Coupled with a virtual stop of social housing in the quest for building companies profit lines.
Where to build inside the country’s shrinking land area has often been contentious, not least the building of homes on floodplains.
In spite of caveats from both the Committee on Climate Change (the CCC) and the EA (Environment Agency), for the ten years from 2001 to 2011, some 2000,000 houses were built on floodplains.
Since 2011 planning regulations have been eased by the Government, allowing more freedom for local authorities to approve planning permission in areas recognised as high risk.

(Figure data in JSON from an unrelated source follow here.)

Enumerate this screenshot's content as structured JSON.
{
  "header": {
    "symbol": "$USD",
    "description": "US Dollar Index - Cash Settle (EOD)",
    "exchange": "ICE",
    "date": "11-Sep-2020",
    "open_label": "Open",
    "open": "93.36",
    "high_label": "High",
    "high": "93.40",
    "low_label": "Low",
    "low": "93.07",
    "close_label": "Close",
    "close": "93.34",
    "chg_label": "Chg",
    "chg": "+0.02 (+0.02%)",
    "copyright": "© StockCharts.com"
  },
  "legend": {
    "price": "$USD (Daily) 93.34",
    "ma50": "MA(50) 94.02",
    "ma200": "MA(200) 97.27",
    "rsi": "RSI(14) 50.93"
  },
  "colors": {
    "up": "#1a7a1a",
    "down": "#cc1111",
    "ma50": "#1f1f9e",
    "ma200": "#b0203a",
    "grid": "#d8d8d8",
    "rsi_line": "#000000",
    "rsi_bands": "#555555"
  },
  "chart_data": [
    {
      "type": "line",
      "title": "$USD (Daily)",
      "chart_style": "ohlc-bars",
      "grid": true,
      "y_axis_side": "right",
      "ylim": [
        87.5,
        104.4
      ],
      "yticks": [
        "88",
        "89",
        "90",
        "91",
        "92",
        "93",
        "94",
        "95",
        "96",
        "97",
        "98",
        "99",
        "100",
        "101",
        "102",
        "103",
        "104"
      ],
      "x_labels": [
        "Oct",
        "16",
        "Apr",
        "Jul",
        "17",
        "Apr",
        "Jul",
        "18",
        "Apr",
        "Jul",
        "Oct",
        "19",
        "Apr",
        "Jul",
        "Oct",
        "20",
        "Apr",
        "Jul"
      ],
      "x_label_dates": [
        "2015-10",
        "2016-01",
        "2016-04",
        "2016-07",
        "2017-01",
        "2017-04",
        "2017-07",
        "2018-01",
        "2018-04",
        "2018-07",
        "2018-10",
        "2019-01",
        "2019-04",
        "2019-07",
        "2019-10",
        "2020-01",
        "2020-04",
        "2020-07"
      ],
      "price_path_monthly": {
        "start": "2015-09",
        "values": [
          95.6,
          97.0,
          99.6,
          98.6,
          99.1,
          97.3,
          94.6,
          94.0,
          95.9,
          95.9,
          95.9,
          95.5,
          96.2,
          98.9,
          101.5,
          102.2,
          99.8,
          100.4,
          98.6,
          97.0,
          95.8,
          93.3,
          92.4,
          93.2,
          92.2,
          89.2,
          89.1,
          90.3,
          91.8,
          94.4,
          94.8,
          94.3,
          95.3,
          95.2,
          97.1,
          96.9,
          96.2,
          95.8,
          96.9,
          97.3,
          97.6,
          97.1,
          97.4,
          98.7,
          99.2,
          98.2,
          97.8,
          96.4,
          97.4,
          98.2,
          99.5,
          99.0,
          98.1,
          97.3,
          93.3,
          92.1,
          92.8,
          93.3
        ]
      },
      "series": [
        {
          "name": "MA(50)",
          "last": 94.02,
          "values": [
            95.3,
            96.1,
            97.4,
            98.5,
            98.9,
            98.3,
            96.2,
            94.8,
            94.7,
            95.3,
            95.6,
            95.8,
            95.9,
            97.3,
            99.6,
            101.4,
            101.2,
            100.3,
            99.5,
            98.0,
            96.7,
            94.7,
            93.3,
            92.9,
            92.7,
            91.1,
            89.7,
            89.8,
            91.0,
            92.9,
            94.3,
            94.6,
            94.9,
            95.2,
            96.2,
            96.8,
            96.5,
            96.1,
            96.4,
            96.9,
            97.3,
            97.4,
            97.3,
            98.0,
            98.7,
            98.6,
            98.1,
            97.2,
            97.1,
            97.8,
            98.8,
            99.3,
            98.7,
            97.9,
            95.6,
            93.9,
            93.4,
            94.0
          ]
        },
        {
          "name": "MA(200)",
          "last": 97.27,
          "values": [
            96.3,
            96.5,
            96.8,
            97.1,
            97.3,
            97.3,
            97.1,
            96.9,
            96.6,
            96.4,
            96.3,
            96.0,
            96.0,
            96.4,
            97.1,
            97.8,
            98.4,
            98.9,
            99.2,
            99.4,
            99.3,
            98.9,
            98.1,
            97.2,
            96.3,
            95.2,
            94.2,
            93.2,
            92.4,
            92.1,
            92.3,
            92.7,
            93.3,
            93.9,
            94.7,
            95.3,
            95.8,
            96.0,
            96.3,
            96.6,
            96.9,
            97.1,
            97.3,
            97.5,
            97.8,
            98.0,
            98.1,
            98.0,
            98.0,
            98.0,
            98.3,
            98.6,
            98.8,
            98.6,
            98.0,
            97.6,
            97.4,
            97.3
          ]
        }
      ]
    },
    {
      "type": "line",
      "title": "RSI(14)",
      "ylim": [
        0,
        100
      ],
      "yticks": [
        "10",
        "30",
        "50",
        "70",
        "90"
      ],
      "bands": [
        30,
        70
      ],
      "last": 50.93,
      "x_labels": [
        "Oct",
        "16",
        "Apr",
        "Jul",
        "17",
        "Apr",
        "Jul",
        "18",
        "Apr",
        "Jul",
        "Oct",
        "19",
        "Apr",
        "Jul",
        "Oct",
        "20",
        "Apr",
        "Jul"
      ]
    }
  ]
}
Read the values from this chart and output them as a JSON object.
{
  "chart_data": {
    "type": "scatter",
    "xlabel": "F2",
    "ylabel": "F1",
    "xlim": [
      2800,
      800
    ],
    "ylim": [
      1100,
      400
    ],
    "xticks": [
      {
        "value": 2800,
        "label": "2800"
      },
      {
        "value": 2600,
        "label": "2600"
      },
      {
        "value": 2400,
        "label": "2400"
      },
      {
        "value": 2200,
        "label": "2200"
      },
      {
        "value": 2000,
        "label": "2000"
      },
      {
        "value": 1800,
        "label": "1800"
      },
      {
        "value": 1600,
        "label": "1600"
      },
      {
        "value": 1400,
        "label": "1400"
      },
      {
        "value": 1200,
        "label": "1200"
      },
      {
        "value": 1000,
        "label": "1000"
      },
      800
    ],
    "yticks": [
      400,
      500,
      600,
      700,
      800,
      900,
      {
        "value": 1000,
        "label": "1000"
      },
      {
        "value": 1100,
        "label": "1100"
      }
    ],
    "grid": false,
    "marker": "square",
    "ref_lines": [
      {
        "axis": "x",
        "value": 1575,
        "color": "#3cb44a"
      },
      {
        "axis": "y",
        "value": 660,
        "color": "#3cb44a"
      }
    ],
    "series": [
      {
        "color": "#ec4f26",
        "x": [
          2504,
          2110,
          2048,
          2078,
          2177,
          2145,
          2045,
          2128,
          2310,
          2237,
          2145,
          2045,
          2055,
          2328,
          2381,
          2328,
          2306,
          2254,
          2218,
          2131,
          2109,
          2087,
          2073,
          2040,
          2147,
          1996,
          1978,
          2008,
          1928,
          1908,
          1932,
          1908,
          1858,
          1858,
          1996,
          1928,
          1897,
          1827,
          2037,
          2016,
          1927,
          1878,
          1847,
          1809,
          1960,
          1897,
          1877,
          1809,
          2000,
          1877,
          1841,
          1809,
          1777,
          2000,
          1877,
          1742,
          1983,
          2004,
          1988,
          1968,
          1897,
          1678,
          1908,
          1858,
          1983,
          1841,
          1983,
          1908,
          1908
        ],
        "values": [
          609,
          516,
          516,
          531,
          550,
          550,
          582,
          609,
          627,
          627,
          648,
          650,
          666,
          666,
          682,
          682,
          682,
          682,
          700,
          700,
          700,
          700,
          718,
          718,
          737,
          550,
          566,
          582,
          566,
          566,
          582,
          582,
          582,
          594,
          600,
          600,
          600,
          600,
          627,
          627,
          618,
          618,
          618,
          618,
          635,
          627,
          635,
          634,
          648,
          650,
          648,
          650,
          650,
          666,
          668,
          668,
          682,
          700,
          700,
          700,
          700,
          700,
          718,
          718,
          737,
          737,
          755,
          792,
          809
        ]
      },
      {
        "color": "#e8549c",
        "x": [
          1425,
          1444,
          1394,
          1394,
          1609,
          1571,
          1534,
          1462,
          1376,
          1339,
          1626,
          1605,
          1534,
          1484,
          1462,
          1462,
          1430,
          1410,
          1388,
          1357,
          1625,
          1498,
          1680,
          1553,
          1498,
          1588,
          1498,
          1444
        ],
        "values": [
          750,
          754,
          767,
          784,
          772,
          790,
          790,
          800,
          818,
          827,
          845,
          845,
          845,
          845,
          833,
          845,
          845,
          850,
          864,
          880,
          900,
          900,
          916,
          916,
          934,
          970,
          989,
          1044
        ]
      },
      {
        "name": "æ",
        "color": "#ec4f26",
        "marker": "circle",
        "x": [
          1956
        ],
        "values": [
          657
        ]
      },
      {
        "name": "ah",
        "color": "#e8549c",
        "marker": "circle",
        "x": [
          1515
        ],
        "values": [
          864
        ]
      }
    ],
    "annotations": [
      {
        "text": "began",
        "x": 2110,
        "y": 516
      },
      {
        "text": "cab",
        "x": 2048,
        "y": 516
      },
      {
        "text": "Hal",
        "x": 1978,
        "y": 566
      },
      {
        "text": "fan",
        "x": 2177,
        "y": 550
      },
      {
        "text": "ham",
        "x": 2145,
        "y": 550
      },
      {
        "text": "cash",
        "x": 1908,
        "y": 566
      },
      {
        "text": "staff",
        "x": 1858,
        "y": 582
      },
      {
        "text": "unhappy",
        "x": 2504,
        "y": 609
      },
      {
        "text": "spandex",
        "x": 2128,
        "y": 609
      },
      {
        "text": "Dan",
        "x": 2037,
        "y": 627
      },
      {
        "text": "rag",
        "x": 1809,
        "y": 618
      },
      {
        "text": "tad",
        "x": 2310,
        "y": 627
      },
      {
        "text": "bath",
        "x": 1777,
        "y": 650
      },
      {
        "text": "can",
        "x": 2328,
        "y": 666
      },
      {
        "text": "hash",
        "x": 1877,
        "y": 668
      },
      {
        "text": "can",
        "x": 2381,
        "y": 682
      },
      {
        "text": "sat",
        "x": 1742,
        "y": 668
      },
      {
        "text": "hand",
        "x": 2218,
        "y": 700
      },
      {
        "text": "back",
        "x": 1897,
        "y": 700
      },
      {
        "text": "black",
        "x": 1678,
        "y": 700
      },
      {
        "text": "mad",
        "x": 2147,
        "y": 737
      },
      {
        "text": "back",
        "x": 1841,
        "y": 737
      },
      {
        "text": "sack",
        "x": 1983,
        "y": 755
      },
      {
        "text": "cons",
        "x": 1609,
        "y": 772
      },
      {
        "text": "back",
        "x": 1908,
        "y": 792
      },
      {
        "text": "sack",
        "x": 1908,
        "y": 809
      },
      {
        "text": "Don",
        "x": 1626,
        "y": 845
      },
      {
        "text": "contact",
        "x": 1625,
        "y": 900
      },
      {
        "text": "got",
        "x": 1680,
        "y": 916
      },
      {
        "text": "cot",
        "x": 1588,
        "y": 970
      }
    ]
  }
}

The EA has given its approval in many cases, citing the existing flood prevention measures, and in cases of building ten units or less, the development goes on below the EA’s radar.
Flood Risk Assessments
The building of developments on fluvial flood plains will have to be undertaken, but the developers themselves will have to adhere to flood risk assessments showing the viability of building there in the first place, instead of finding bad news the hard way.
The Government has signalled its tacit approval by coming to an arrangement with insurance companies to enable those who buy, or find themselves in flood risk areas to be able to obtain affordable home insurance.
This initiative is called Flood Re, a flood re-insurance scheme, which takes the flood risk sector of home insurance from an insurer in return for a premium based on the level of the house’s council tax band.
It is estimated that the scheme will, over its 25 year span, assist over a quarter of a million households in flood plain risk areas.
It will apply to properties built up until 2009, so as not to be seen encouraging flood plain development.
Flood plain land is, on the face of things, ideal for developers.
Obviously it is flat, the soil composure is good, and flood plain land is often the cheapest available.
Being an island, in theory everyone lives in an area of flood risk, it’s all a question of the level of risk and there is a whole geography between very, very low and very, very high.